Men’s Hockey: Concordia Defeat Toronto 4-3 in Comeback Win
Stingers Score Four Unanswered Goals After Falling 3-0 in First Period
On paper, the Concordia Stingers men’s hockey team should dominate the University of Toronto’s Varsity Blues. While the latter toils at the bottom of USports with only one win out of 17 games, the Stingers are competing for the number one spot in the East Division of the Ontario University Athletics.
Therefore, it came as a surprise to watch Marc-Andre Element’s team down by three goals at the end of the first period at Ed Meagher arena on Friday night.
“We gave them too many good scoring chances,” he said. “Guys were not sharp in the first period. […] We were not prepared mentally, we were not ready to compete in the first.”
While the Stingers rallied to win the game 4-3 in regulation, it did look like the Varsity Blues were going to get their second win of the season and their first of 2017 for much of the first period. With only six shots on goal after 20 minutes of play, Toronto was opportunistic after second-year forward Aidan Wallace scored twice and then one from Ryan Kirkup.
“They’re not a team that should be one and 16,” said Stingers captain Olivier Hinse, who scored the game-tying and winning goals. “They’re a better team than they are on paper.”
The Stingers, who led the first period in shots on goals 10-6, missed the net on several occasions and were defensively sloppy at times, often finding themselves behind the play.
Newcomer and back-up goaltender Marc-Antoine Turcotte, who made his season debut against Royal Military College on Jan. 4 with a 7-1 victory, was pulled and replaced by Philippe Cadorette in the second period.
However, both Element and Hinse defended the rookie goaltender.
“I told him it was not his fault,” said Element. “He’s gonna bounce back for sure.”
“Turcotte did a really good job, for sure,” said Hinse. “It’s hard to play two games […] when you haven’t played the whole first part of the season.”
While Concordia took the first period off, it was Toronto who lost sight of their game plan in the second period, when the Stingers started putting more pressure on Varsity Blues’ goaltender Andrew Hunt. The home team capitalized on a power-play midway through the period when Anthony De Luca made a cross-ice pass to Philippe Sanche who shot a one-timer from the left face-off circle.
While indiscipline hasn’t been much of an issue for the Stingers this season, Concordia took three penalties in the second period. Six-foot-three defenseman Mickael Beauregard, who is also a second-half addition to the team, was sent to the penalty box for charging with five minutes left in the period.

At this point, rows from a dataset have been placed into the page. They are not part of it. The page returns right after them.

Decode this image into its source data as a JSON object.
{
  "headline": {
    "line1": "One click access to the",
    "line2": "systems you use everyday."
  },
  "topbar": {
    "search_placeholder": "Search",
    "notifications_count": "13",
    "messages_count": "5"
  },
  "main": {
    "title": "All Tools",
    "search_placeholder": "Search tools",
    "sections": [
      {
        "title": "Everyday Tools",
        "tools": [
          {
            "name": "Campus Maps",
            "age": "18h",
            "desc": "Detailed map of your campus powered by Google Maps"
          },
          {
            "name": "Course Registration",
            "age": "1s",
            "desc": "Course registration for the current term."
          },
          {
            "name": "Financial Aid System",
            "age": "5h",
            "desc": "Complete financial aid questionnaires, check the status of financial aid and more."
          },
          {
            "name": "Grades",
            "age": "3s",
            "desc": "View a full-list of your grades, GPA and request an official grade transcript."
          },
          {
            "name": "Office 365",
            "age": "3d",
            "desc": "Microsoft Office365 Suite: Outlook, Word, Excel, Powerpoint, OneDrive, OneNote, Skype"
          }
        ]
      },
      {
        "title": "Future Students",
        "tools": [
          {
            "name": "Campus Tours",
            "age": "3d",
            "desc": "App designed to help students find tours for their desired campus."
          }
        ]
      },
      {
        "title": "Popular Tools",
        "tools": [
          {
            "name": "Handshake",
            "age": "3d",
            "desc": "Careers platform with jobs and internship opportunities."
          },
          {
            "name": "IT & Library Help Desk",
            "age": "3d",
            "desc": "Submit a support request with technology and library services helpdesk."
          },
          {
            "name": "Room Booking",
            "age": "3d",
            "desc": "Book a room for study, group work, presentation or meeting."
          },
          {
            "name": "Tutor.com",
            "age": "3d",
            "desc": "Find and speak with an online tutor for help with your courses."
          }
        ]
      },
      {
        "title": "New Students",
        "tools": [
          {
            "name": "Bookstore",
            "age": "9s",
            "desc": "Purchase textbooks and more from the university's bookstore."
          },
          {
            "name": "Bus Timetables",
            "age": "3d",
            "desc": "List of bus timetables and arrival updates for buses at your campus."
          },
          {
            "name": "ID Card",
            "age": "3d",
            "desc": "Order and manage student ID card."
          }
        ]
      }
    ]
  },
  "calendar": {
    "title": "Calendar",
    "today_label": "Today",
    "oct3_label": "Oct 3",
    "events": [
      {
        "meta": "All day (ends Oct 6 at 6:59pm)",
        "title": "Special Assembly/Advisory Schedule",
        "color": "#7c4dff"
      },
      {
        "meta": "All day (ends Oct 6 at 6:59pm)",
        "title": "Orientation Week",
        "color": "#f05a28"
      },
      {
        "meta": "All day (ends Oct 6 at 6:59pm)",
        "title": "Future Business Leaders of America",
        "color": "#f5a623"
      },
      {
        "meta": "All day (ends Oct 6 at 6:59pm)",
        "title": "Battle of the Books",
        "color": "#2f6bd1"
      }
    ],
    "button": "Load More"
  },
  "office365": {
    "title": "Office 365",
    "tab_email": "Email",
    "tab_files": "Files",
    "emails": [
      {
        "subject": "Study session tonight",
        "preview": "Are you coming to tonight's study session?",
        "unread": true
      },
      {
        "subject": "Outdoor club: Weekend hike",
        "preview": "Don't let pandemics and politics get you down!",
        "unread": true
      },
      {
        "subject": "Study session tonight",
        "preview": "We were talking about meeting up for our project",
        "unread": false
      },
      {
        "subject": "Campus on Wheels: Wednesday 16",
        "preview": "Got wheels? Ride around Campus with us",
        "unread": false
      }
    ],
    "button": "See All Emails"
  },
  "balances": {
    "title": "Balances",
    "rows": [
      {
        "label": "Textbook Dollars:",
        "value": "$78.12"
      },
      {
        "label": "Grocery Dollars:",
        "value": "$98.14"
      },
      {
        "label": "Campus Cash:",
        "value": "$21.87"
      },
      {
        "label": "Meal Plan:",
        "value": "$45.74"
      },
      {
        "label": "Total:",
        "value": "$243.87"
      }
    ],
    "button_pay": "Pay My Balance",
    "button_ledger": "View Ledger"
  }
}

However, the penalty kill benefitted Concordia. Second-year forward Charles-Eric Legare rushed down the left side, out skating Varsity Blues defenders as he came out in front of Hunt and defeated him glove side to reduce the goal gap to one.
At 3-2, there was a clear momentum change on the ice. While Toronto fought back in the third period, trying to preserve their one-goal lead, Hinse ruined his opponent’s plans by scoring his 15th and 16th goals of the season. Now, two games back into the season, the fifth-year captain has five points in two games.

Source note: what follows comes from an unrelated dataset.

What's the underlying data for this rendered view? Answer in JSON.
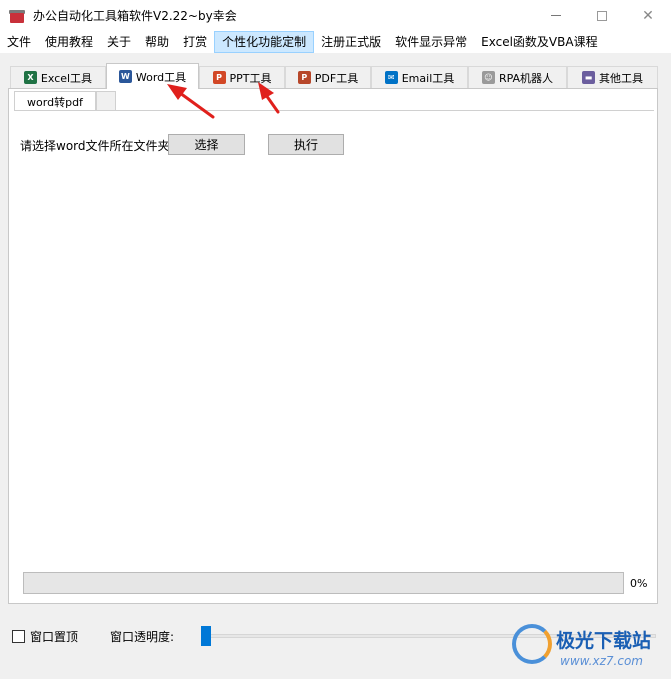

“I was anxious to start 2017 on the right foot,” he said. “It’s my last year. I’m kinda sad and excited at the same time. I love our team.”
After blowing their three-goal lead, Toronto’s head coach Darren Lowe acknowledged that special teams made the difference in the end.
“They scored a power-play goal and short-handed goal,” he said. “I thought in third period, we started to play well again, the shots were almost even. In the end, it was a one shot difference in the game.”
He also added that his team’s inability to play all three periods, which has been an issue for Toronto throughout season, was a factor in their loss.
After facing off against the Western Division’s worst team, Concordia will have to switch gears as they are set to face the number one ranked team in that same division, the Ryerson Rams, on Saturday night.
While the Stingers got away with only playing 40 minutes of the game, Hinse knows his team cannot afford to take any time off once the puck drops at 7:30 p.m. at Ed Meagher arena.
“We’re ready for them,” he said. “They’re not first for nothing. You can’t start like the way we started tonight. That’s the main thing we’re gonna say tomorrow. We gotta play 60 minutes.”